Mohammed Nadir Schah

Dieser Artikel bezieht sich auf einen afghanischen Schah des 20. Jahrhunderts, für den gleichnamigen persischen Herrscher des 18. Jahrhunderts siehe Nadir Schah

Mohammed Nadir Schah (* 10. April 1883; † 8. November 1933) war von 1929 bis zu seiner Ermordung König von Afghanistan.

Er war der Nachfolger des nur kurz regierenden Königs Habibullah Kalakâni und war zuvor unter Amanullah Khan Kriegsminister gewesen. Habibullah hatte Amanullah mit Hilfe einer Meuterei einiger Ulama und Stammesführer zur Abdankung gezwungen und eine nicht-paschtunische Diktatur errichtet.
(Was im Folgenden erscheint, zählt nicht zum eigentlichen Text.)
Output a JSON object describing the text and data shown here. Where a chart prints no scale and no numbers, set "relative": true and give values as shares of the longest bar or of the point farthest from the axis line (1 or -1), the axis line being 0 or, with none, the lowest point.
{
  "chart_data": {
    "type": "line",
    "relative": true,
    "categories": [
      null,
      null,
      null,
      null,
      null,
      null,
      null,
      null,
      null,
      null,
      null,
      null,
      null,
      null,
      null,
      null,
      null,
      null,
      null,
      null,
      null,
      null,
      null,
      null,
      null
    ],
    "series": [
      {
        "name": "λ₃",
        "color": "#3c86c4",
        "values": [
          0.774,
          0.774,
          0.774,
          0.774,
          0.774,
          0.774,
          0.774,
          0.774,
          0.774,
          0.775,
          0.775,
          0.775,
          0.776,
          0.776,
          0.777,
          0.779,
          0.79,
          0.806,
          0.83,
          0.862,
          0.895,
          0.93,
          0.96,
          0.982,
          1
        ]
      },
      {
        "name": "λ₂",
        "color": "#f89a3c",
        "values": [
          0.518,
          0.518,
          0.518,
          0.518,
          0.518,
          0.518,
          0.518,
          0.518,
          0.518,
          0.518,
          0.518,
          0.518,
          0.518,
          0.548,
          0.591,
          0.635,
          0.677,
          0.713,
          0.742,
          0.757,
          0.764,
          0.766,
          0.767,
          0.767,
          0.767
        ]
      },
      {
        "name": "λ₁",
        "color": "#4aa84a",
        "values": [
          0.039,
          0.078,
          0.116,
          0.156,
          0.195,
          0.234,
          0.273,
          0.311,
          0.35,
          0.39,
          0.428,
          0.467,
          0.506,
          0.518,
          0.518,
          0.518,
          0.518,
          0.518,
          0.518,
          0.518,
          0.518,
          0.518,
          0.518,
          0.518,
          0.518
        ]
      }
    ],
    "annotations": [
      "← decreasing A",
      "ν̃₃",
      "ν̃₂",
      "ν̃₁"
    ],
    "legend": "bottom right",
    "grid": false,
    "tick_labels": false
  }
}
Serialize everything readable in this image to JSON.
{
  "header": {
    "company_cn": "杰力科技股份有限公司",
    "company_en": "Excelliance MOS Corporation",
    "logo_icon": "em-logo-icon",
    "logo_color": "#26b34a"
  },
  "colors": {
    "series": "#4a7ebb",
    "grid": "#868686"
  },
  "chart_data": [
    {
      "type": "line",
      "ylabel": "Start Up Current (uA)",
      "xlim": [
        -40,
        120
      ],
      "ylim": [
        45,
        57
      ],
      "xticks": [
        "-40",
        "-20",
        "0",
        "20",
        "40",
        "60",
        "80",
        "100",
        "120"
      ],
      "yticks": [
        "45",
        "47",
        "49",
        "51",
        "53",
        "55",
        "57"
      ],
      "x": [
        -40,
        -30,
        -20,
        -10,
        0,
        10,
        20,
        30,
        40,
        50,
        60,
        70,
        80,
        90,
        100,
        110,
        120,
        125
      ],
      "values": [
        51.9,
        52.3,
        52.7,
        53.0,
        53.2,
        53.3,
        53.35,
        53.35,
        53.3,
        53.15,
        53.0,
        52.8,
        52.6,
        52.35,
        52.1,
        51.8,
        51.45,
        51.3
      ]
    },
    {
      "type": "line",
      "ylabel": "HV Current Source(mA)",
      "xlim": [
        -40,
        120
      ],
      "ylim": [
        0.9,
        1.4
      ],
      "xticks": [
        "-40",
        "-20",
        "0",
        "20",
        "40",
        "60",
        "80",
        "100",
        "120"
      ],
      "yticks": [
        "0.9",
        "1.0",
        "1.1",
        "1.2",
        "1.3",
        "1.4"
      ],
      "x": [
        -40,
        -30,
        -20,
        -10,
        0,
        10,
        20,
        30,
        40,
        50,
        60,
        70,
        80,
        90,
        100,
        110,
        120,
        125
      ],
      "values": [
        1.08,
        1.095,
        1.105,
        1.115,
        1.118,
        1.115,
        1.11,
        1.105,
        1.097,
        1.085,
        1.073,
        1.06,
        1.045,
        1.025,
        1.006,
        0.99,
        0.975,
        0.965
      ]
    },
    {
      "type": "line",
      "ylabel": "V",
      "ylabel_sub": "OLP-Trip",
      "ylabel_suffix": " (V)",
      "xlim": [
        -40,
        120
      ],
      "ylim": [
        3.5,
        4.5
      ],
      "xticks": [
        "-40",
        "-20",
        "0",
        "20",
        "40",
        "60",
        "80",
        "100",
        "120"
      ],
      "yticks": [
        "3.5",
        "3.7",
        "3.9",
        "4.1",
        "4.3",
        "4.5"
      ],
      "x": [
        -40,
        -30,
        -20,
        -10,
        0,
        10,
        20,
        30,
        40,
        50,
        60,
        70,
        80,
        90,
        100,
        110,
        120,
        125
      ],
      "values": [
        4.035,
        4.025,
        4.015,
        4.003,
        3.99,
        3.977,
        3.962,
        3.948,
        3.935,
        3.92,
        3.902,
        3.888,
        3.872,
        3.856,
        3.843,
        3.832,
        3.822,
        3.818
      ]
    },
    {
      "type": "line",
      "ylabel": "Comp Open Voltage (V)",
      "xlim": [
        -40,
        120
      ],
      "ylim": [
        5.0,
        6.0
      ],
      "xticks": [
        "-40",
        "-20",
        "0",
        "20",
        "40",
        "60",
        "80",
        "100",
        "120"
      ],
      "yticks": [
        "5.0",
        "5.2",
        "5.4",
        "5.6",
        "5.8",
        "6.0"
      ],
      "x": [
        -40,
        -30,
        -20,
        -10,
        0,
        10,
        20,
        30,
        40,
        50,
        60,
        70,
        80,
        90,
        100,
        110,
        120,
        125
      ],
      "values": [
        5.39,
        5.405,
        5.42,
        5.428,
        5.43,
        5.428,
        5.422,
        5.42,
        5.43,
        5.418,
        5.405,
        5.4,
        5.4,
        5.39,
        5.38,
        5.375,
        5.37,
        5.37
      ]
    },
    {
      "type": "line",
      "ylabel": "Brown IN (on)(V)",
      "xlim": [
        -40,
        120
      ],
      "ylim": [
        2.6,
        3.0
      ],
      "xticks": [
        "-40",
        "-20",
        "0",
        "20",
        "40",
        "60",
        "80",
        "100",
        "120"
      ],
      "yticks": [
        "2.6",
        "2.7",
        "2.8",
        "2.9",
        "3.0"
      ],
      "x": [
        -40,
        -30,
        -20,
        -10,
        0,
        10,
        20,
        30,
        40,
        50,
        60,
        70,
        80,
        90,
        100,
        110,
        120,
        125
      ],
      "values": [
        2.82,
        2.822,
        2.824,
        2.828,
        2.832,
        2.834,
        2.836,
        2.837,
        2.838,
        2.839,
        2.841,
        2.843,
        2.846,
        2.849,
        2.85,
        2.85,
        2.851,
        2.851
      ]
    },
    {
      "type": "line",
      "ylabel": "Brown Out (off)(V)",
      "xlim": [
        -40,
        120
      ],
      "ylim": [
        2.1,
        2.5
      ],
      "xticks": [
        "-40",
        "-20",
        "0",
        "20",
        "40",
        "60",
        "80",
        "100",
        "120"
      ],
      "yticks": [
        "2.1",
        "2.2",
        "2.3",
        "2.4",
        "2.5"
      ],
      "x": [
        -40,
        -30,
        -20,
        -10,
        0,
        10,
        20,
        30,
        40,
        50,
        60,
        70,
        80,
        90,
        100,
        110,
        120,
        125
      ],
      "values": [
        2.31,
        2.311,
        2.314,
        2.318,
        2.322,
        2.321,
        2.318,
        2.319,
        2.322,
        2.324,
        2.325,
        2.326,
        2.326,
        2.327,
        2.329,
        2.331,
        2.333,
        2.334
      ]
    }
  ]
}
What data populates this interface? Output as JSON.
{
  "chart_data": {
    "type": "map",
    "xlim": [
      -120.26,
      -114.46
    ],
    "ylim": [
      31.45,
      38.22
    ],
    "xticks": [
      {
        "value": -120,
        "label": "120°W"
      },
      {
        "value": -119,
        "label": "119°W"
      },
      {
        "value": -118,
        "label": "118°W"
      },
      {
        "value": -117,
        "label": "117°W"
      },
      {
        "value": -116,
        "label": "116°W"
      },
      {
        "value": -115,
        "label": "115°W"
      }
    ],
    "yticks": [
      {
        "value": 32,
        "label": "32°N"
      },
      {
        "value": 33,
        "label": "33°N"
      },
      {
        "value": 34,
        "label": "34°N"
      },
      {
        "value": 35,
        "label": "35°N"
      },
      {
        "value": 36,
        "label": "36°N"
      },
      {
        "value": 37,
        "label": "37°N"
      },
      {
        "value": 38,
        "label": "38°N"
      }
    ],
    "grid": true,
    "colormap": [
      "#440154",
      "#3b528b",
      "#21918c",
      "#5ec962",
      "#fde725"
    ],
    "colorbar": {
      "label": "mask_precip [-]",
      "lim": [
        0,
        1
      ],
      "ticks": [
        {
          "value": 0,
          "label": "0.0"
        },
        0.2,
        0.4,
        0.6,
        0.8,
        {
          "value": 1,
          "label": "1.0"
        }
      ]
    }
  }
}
Nadir Schah spielte eine große Rolle im afghanischen Krieg gegen Großbritannien von 1919, der schließlich zur vollständigen Unabhängigkeit des Landes 1922 führte. Kurz danach fiel er in Ungnade und ging ins Exil nach Frankreich. 1929 kehrte er mit diplomatischer britischer Unterstützung nach Kabul zurück, wo er den Thron bestieg und umgehend mit überstürzten Programmen zur ökonomischen und sozialen Modernisierung des Landes begann, was zum Widerspruch mit orthodoxen Ulema führte.

Als Abkömmlinge einer Nebenlinie Amanullahs erhoben sich Nadir Schah und dessen drei Brüder (z.B. Sardar Mohammed Hashim Khan und Sardar Schah Mahmud Khan) zum Sturz des Usurpators und zur Befriedung des Landes. Nach der Ermordung von Nadir Schah durch einen Studenten bestimmten Nadirs Brüder dessen Sohn Mohammed Sahir Schah zum Nachfolger, für den sie bis 1953 die Regentschaft führten.